It’s getting more and more common to see filmmakers using gimbals, sliders, and whatnot to stabilize the movement of their camera while shooting. These systems have become more advanced with every new iteration, but sometimes you just don’t have a stabilizer at your disposal, or you simply don’t need to use one at all.
There has been an ad from Beats recently that has been all the rage over the internet, forums, socials, etc. That’s because it uses an advanced software stabilization technique to create a wonderful visual effect. Now, Jordy Vandeput of Cinecom.net will explain to us how to recreate a similarly fascinating and powerful shot by revealing the post-production workflow in the video below.
Did you see the commercial? It was shot having athletes running and doing sports while the earpiece they wore was stabilized at the middle of the shot. The effect of seeing the object staying still in the middle while the whole world moved around was indeed amazing.
Now you don’t need obviously a Beat earpiece, but if the object you plan to use is something that stands apart from its surroundings, you’ll be on the right track. In this case, Jordy and his team decided to opt for a white earpiece to recreate the effect.
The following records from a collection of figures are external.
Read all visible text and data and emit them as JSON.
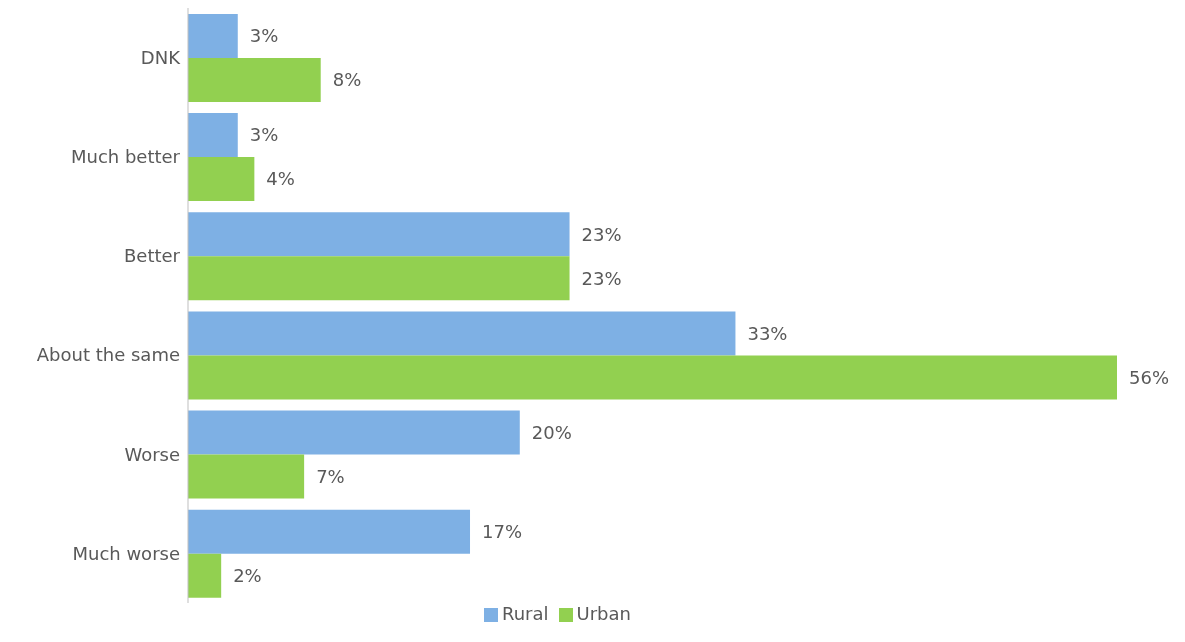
{
  "chart_data": {
    "type": "bar",
    "orientation": "horizontal",
    "categories": [
      "DNK",
      "Much better",
      "Better",
      "About the same",
      "Worse",
      "Much worse"
    ],
    "series": [
      {
        "name": "Rural",
        "color": "#7eb0e4",
        "values": [
          3,
          3,
          23,
          33,
          20,
          17
        ],
        "value_labels": [
          "3%",
          "3%",
          "23%",
          "33%",
          "20%",
          "17%"
        ]
      },
      {
        "name": "Urban",
        "color": "#92d050",
        "values": [
          8,
          4,
          23,
          56,
          7,
          2
        ],
        "value_labels": [
          "8%",
          "4%",
          "23%",
          "56%",
          "7%",
          "2%"
        ]
      }
    ],
    "legend": "bottom",
    "grid": false,
    "tick_labels": "y"
  }
}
Step one: motion blur. This is one of the most important things you should take care of in advance. The less motion blur is present the better it will be for the tracker to work, so crank up your shutter speed at the maximum level possible for your set.
You need to understand that stabilizing the image around an element will mean that the software will need to rotate and crop the frame in all directions, so the bigger the frame, the better.
If you are delivering in HD shoot in 4K, if the delivery is in 4K try and shoot in 5 or 6K, otherwise you’ll have to scale a lot the final footage loosing a lot of quality and changing the composition too, so frame the image much larger than you’d like the final result to be.
Using a crosshair or the grid from your viewfinder can help to keep the subject in place. The less you make the subject move to begin with, the less the software will have to crop afterward.
One easy solution is to shoot with a gimbal and place the crosshair right on the element that will be at the center of the frame. Ok, once you’ve captured the shot, head over to After Effects, make a new comp with the footage and open the Tracker. You can enable the latter in the “window” dropdown menu.
Stabilize Motion will give you a tracking point. How does it work, though? The larger square is the area where the software will be looking for the subject, the smaller square will be the object itself.
Meanwhile, the more the subject moves across the frame during the shot, the more you’ll have to expand the search area. In the options, you can decide to set the tracker to Stop Tracking if it’s having trouble finding the subject. If you leave Adapt Feature set, it will try to find it anyway, leading sometimes to sub-optimal results. Once finished tracking click Apply to see the magic happen.
Voila! The stabilization is done. Just zoom a little bit to leave out the border of the frame and you have you’re stabilized “Beats effect” clip. A last note: if the subject disappears from the frame for some reason (i.e. in for the earpiece, the talent turns the head), you can either increase the area of tracking, or use the plugin of Mocha Pro instead.
This is a paid option, but you can use the software to track and then import the tracking data back to After Effects. It’s definitely a faster workflow, so you can simply go for the free trial and decide on the fly if it’s worth the upgrade.
There you have it. Now it’s your turn to come up with some creative ways to use this technique!